The paradox that ends Sir Henry Wotton's "The Character of a Happy Life" represents the culminating idea of the entire poem: that people don't need a lot to have everything.
The five stanzas leading up to this statement establish the narrator's perspective regarding what is and is not essential in life. Stanza one focuses on independence, praising those "[t]hat serveth not another's will" and are honest. Stanza two establishes the importance of those who pursue their own passions rather than the passions of others, and praises those "[u]ntied unto the world by care / Of public fame or private breath." In other words: those who do not act in the name of a legacy or their own selfish gain.
Stanza three focuses on the importance of not being envious, of staying away from vices, and of living not by "rules of state, but rules of good." Next, stanza four discusses the importance of consciousness and staying away from rumors and gossip. Stanza five establishes the importance of religious worship and of the grace, rather than the gifts, of God.
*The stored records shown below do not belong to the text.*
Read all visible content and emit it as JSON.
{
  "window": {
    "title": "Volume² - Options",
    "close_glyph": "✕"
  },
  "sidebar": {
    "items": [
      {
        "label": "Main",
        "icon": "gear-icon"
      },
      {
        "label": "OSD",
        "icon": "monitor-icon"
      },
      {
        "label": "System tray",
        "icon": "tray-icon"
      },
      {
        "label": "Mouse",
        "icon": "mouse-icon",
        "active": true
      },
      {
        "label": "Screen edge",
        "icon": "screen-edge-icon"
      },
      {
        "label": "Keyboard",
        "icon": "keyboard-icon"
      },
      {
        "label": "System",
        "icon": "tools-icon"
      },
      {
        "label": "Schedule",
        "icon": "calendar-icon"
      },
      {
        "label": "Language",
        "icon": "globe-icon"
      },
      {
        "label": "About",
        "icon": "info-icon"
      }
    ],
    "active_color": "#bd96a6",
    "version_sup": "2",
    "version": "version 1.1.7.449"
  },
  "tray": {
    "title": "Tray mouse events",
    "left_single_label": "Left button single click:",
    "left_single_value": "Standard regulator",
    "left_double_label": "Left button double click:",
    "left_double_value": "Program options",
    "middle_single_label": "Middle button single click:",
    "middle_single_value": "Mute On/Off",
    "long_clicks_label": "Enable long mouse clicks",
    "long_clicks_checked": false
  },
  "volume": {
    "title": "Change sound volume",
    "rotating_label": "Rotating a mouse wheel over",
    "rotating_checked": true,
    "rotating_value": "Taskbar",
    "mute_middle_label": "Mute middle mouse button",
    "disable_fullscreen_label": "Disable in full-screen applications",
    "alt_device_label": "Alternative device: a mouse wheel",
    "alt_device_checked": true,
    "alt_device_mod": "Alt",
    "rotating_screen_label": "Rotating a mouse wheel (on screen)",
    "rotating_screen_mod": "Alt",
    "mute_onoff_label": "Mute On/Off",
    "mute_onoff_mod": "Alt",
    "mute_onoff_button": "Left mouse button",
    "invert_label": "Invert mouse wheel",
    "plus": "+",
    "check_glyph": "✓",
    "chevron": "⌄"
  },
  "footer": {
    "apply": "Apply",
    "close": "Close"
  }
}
Through all these stanzas, the narrator presents a list of things not to have. One should not be tied to the will or passions of another, should not have fame or selfish desires, should not have envy, should not deal in rumors, and should not want gifts from God. In this way, one shouldn't have anything superficial. Yet by not having or desiring any of these things, one would have grace, a moral code, free will, freedom from materialism, and a free mind. Therefore they could be seen as "having nothing" of little importance, yet having all of utmost importance.